Impact of hyperons on structural properties of neutron stars and hybrid stars within the regularized four-dimensional Einstein-Gauss-Bonnet gravity

TL;DR

This study explores how hyperons and quark matter phase transitions influence neutron star properties within a modified gravity framework, showing that the Gauss-Bonnet coupling constant significantly affects star mass and radius predictions.

Contribution

It introduces a comprehensive analysis of hyperons and phase transitions in neutron stars within 4D Einstein-Gauss-Bonnet gravity, linking gravitational modifications to observable stellar properties.

Findings

Positive Gauss-Bonnet coupling supports 2 solar mass stars.
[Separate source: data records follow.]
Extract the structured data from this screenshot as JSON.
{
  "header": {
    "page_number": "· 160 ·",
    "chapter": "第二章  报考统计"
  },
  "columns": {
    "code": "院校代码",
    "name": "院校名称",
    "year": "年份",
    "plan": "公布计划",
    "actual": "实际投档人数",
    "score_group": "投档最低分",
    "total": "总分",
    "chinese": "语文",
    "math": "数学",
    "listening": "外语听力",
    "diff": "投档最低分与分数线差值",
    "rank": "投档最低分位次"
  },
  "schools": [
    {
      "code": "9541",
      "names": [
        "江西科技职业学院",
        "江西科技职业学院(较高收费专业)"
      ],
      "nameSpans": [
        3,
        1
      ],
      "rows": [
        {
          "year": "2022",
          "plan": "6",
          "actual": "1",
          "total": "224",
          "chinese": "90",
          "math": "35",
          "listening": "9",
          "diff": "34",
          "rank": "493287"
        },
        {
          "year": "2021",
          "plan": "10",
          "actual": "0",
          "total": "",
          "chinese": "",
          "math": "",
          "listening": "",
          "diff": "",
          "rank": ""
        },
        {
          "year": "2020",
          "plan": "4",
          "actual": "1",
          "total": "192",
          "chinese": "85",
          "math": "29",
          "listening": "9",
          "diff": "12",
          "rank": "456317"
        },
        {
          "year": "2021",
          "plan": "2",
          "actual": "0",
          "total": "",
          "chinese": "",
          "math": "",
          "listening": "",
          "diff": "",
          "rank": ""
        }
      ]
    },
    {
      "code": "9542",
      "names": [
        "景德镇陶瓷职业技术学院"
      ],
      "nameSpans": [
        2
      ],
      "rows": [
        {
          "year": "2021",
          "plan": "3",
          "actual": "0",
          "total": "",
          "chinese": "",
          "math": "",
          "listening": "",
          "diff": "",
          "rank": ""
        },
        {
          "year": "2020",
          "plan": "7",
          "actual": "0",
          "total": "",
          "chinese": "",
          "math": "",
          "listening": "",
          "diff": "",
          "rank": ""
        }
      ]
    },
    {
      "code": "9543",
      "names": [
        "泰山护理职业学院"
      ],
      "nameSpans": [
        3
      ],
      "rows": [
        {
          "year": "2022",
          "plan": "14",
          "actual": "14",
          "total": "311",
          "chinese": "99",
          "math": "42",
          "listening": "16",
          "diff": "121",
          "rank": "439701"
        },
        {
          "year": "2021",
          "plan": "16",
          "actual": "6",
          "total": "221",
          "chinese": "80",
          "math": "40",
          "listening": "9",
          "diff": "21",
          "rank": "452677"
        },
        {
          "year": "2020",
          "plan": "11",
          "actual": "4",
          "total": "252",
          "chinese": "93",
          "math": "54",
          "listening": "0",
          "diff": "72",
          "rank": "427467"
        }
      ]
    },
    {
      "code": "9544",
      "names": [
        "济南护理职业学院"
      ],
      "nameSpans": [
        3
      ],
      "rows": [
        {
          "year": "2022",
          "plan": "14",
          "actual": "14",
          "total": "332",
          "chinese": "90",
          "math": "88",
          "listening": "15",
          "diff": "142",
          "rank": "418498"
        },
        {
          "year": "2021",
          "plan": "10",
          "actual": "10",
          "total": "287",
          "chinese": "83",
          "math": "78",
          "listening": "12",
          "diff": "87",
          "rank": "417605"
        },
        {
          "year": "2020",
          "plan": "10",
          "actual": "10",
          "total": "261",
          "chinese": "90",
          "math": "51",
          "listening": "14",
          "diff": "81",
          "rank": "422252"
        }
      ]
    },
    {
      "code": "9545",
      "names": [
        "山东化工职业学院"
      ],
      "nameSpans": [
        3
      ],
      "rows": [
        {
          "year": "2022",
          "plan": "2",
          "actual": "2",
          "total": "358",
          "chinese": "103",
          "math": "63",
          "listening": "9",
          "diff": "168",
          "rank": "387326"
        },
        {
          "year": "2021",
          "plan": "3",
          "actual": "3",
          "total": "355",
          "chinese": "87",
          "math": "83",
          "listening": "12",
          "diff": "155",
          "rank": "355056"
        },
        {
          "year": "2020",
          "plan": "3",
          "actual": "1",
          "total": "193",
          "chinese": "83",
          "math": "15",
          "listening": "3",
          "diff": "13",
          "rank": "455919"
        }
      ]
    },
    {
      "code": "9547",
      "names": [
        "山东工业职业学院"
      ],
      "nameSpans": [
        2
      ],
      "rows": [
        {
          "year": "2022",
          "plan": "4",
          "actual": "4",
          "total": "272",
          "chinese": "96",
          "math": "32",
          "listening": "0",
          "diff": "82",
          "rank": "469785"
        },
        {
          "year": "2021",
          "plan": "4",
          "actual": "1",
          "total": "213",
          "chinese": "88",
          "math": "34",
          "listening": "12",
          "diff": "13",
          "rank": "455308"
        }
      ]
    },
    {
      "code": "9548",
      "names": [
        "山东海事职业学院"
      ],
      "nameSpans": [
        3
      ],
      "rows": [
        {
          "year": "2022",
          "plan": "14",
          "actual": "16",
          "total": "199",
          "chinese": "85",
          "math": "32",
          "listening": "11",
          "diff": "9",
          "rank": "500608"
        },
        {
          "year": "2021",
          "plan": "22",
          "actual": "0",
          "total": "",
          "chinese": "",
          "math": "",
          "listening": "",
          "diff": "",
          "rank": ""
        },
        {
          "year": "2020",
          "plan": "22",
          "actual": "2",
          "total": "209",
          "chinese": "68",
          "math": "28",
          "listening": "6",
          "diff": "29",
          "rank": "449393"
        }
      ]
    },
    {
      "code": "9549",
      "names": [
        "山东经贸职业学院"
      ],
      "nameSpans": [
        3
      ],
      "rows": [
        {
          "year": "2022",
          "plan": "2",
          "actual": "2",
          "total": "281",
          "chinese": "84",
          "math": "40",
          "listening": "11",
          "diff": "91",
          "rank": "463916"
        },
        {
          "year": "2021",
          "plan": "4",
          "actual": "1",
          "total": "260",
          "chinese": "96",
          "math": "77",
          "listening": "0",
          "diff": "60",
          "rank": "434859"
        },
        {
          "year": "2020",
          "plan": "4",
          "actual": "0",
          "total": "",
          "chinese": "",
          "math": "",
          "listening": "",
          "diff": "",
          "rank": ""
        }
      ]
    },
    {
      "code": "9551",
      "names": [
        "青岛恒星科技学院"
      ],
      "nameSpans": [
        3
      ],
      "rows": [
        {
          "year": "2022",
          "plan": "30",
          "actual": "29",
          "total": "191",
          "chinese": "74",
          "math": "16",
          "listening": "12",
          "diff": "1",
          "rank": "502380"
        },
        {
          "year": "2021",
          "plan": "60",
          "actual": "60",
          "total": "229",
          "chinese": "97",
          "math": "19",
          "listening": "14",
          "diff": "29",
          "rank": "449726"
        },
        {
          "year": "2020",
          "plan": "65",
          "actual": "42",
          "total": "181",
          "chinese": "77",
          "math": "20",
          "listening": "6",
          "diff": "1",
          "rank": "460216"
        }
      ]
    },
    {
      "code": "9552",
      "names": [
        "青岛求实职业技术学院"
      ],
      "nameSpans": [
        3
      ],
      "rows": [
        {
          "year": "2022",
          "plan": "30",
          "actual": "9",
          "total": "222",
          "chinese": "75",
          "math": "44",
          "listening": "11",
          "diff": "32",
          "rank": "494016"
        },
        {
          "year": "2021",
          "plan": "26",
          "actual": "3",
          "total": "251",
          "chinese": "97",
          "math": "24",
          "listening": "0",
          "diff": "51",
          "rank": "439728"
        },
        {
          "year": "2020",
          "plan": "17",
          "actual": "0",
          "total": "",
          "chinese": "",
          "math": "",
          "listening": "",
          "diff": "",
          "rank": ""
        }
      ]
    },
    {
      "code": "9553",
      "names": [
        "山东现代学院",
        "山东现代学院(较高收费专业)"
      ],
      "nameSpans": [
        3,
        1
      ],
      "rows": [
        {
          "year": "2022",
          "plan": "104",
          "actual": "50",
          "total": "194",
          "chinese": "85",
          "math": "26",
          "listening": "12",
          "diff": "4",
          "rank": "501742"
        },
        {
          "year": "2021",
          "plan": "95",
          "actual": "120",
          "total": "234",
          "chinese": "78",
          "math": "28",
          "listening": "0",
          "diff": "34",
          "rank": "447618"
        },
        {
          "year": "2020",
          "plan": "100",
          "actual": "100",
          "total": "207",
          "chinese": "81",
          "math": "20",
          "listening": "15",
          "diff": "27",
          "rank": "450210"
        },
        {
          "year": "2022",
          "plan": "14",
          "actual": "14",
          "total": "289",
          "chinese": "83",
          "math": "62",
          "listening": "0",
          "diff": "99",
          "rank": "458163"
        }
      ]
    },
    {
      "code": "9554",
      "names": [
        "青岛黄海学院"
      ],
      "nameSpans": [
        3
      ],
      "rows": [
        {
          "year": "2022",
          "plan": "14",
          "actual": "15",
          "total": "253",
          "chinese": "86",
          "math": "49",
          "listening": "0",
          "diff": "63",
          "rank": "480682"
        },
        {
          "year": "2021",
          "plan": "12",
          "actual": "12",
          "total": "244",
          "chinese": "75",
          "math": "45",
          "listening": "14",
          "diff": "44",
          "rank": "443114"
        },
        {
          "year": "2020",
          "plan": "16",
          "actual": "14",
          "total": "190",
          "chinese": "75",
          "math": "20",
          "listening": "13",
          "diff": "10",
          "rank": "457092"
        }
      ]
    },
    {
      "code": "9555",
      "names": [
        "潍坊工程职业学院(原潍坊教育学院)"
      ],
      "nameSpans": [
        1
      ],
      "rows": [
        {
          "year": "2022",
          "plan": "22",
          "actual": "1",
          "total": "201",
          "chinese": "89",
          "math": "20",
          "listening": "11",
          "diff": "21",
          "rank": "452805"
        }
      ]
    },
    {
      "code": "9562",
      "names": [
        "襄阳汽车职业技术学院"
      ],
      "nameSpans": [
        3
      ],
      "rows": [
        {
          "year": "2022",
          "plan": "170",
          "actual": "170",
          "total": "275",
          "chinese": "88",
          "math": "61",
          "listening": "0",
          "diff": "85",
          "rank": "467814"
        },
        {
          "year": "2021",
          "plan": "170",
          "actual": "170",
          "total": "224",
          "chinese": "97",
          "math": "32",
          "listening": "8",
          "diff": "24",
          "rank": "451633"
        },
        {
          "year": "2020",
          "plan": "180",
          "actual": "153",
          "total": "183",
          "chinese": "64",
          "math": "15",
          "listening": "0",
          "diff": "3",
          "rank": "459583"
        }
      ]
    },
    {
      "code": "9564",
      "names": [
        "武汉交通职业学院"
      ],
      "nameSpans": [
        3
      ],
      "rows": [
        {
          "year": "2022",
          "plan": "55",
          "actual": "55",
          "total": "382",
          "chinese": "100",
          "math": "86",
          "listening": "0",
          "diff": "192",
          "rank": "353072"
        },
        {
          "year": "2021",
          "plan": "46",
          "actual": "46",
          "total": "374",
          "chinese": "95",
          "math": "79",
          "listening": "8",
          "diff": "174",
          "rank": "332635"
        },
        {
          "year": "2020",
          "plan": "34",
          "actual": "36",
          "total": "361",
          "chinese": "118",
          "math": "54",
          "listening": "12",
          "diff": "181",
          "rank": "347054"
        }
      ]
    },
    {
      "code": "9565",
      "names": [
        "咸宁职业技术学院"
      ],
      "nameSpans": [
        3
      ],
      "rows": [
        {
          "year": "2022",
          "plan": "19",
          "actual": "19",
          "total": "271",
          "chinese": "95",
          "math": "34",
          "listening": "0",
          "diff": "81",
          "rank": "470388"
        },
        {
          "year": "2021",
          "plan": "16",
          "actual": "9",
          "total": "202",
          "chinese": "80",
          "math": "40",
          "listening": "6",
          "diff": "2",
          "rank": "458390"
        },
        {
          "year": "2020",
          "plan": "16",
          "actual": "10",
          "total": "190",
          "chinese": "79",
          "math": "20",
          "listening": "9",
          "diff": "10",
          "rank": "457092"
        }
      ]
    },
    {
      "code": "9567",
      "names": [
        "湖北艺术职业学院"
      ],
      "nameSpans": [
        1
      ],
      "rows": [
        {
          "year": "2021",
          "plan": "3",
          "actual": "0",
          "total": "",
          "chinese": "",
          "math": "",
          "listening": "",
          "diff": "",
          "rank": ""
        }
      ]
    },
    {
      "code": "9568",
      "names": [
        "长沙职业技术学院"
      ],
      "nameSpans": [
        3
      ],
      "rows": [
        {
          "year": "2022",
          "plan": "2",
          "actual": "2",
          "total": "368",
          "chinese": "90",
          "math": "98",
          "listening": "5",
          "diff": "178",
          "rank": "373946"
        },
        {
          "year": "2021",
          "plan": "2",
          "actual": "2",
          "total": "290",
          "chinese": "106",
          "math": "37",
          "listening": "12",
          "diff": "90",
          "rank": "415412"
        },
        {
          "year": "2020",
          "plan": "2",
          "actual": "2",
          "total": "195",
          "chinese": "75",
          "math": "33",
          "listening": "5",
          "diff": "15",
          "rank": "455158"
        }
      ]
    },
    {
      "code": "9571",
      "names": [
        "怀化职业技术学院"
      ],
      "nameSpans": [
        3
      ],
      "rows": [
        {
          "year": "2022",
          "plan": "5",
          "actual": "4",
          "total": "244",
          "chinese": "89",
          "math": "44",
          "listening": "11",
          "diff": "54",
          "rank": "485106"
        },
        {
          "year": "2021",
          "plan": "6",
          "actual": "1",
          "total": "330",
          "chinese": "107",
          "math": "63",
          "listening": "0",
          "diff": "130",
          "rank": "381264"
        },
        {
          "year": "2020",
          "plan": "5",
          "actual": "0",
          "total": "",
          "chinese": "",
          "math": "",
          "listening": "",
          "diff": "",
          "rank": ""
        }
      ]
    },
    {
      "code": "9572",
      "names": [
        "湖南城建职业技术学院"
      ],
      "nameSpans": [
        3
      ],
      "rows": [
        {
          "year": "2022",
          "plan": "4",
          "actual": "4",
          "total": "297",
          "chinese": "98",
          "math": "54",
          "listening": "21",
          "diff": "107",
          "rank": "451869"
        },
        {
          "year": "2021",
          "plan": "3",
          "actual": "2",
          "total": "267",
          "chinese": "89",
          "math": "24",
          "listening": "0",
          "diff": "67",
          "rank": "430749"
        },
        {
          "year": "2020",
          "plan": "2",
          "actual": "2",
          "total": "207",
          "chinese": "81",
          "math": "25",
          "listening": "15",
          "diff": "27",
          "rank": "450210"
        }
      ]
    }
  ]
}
Negative coupling results in lower maximum masses, inconsistent with observations.

Hyperons and phase transitions soften the EoS, affecting star structure.

Abstract

We investigate the impact of hyperons and phase transition to quark matter on the structural properties of neutron stars within the regularized four-dimensional Einstein-Gauss-Bonnet gravity (4DEGB). We employ the density-dependent relativistic mean-field model (DDME2) for the hadronic phase and the density-dependent quark mass (DDQM) model for the quark phase to construct hadronic and hybrid equations-of-state (EoSs) that are consistent with the astrophysical constraints. The presence of hyperons softens the EoS and with a phase transition, the EoS further softens, and the speed of sound squared drops to around 0.2 for the maximum mass configuration, which lies in the pure quark phase. Adjusting the Gauss-Bonnet coupling constant, $\alpha$, within its allowed range results in a decrease in the mass-radius relationship for negative $\alpha$, and an increase for positive $\alpha$. In addition, functions are fitted to the maximum mass and its associated radius as a function of the constant $\alpha$ to observe its impact on these properties. We find that positive values of $\alpha$ support massive stars consistent with the 2\,$M_{\odot}$ constraint and NICER measurements, while negative values, although compatible with low-mass radius observations, fail to reach the observed maximum mass, particularly for EoSs involving phase transitions. Therefore, astrophysical observations may be used to effectively constrain the allowed range of $\alpha$.